Golden Eagle Silk Road by Martha de Jong-Lantink on Flickr (license)
The Derweze site lies in a tiny village of 350 people, a 162 mile off-road self-drive across rocky desert terrain. Other than the village, there is no sign of civilisation within a day’s driving distance. Adding to the desolate feel, the Aral Sea – with its eerie abandoned rusting ships – lies to the north.
“Burning Mountain” in Yanar Dag, Azerbaijan
In Azerbaijan – nicknamed the “land of fire” – the Yanar Dag (translated as “Burning Mountain”), is a flaming hill. Legend says that the hill, where highly flammable gas continuously seeps through the surface, was accidentally set alight by a shepherd in the 1950s. Now the hill’s flames reach up to three metres tall throughout the year, all visible from the capital, Baku.
Locals bathe in the warm spring waters across the hillside, which can also be ignited with a match as they are full of sulphur. The spooky glow across the hills at night attracts Zoroastrians from across the world, who come to the area to worship. Nearby, mud volcanoes dot the landscape and erupt regularly, spurting mud balls high into the air.
Yanar Dag - Asheron - Baku by Rita Willaert on Flickr (license)

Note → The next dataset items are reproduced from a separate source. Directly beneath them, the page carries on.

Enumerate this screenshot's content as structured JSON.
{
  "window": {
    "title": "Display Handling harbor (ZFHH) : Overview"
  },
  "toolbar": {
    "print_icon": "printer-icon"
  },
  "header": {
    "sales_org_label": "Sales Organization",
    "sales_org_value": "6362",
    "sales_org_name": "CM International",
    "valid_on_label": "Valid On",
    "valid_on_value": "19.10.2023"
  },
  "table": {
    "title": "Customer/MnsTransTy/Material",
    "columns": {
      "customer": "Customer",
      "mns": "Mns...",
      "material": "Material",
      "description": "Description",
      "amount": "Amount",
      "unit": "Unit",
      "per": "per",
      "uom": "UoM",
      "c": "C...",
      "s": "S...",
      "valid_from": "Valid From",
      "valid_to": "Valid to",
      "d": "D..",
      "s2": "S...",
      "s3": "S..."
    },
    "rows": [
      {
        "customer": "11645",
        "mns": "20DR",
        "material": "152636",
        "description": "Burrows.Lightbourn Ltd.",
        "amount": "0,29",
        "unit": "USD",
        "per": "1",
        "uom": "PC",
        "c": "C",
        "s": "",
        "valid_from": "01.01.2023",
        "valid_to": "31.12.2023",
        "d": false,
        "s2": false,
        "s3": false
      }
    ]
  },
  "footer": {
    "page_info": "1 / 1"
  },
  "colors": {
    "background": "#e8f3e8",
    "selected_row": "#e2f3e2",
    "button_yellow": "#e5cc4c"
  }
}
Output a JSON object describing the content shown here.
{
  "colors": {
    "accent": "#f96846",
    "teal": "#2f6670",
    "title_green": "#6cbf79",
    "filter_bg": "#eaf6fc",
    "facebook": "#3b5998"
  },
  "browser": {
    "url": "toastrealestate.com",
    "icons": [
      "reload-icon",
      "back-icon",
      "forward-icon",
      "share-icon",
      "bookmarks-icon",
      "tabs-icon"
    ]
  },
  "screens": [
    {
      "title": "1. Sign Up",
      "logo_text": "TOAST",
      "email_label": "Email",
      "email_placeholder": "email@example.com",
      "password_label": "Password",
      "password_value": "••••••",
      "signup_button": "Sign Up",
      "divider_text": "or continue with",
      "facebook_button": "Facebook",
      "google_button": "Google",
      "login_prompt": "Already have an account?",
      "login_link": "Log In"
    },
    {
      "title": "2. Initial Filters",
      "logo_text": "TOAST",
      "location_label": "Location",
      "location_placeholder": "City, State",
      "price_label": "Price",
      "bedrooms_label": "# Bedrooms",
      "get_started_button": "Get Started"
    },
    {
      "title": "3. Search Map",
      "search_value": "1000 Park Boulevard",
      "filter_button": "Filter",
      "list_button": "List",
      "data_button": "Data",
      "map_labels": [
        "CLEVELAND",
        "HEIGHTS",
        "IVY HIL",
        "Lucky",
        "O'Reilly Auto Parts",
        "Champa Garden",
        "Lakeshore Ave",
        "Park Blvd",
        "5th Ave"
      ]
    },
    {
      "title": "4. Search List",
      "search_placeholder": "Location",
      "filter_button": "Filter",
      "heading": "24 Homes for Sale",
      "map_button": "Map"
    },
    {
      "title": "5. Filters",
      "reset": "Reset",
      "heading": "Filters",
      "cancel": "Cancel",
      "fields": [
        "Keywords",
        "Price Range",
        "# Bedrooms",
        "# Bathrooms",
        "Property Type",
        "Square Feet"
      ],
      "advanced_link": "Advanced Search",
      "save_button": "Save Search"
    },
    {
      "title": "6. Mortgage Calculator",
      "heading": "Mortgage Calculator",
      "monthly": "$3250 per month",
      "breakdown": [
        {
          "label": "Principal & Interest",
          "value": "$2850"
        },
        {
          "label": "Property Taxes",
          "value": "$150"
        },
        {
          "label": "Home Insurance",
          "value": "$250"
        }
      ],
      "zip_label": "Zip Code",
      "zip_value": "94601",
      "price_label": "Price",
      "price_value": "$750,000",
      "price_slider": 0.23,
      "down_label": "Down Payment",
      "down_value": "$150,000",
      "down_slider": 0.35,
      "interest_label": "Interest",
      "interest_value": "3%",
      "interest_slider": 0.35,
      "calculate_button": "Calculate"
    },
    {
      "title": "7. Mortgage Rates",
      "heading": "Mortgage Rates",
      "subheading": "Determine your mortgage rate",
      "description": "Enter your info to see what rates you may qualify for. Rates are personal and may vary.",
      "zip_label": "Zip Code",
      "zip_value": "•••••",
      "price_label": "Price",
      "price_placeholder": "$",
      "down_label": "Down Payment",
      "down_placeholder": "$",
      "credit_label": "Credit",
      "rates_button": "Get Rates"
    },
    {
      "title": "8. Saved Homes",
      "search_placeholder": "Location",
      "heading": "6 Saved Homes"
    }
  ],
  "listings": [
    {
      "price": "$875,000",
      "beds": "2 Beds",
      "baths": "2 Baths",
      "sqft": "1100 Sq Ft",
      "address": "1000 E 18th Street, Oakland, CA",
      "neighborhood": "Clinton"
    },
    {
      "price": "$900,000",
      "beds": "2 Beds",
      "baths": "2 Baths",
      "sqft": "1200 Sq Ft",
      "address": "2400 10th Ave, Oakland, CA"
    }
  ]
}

“Flaming Stone” in Yanartaş, Turkey
Just outside of the popular Turkish tourist resort of Antalya, near the Olympos Valley, vents in the rocky mountains spurt out fire in every direction.
At night, and especially in the winter months, the dark skies create the best environment to see the small craters in the mountainside to spurt out fires; some lasting for seconds, and others for days.
Many people visit the “flaming stone” to see the majestic ruins of the Temple of Hephasistos located at the foot of the mountains, and to sample traditional Turkish tea brewed by locals on the mountain fires.
“Fire on Biblical Proportions” in Baba Gurgur, Iraq
In the Kurdistan region of northern Iraq, just outside of the city of Kirkuk, the world’s second largest oil field surrounds an eternal fire pit. The deep fire crater has been burning for thousands of years and is believed to be the fiery furnace in the Book of Daniel in the Old Testament.
Women sometimes visit Baba Gurgur to ask the fires to allow them to conceive a baby boy; thought to date back to a time when the Kurdish people worshipped fire.
The nearby city of Kirkuk, with its 5000-year-old citadel ruins, remnants of the ancient city of Arrapha, makes for an interesting visit. Kirkuk lies some 147 miles north of the Iraqi capital of Baghdad, and Baba Gurgur is just a short walk out of the city. As the area is an operational oil field, many sections are fenced off and there’s a tight security presence.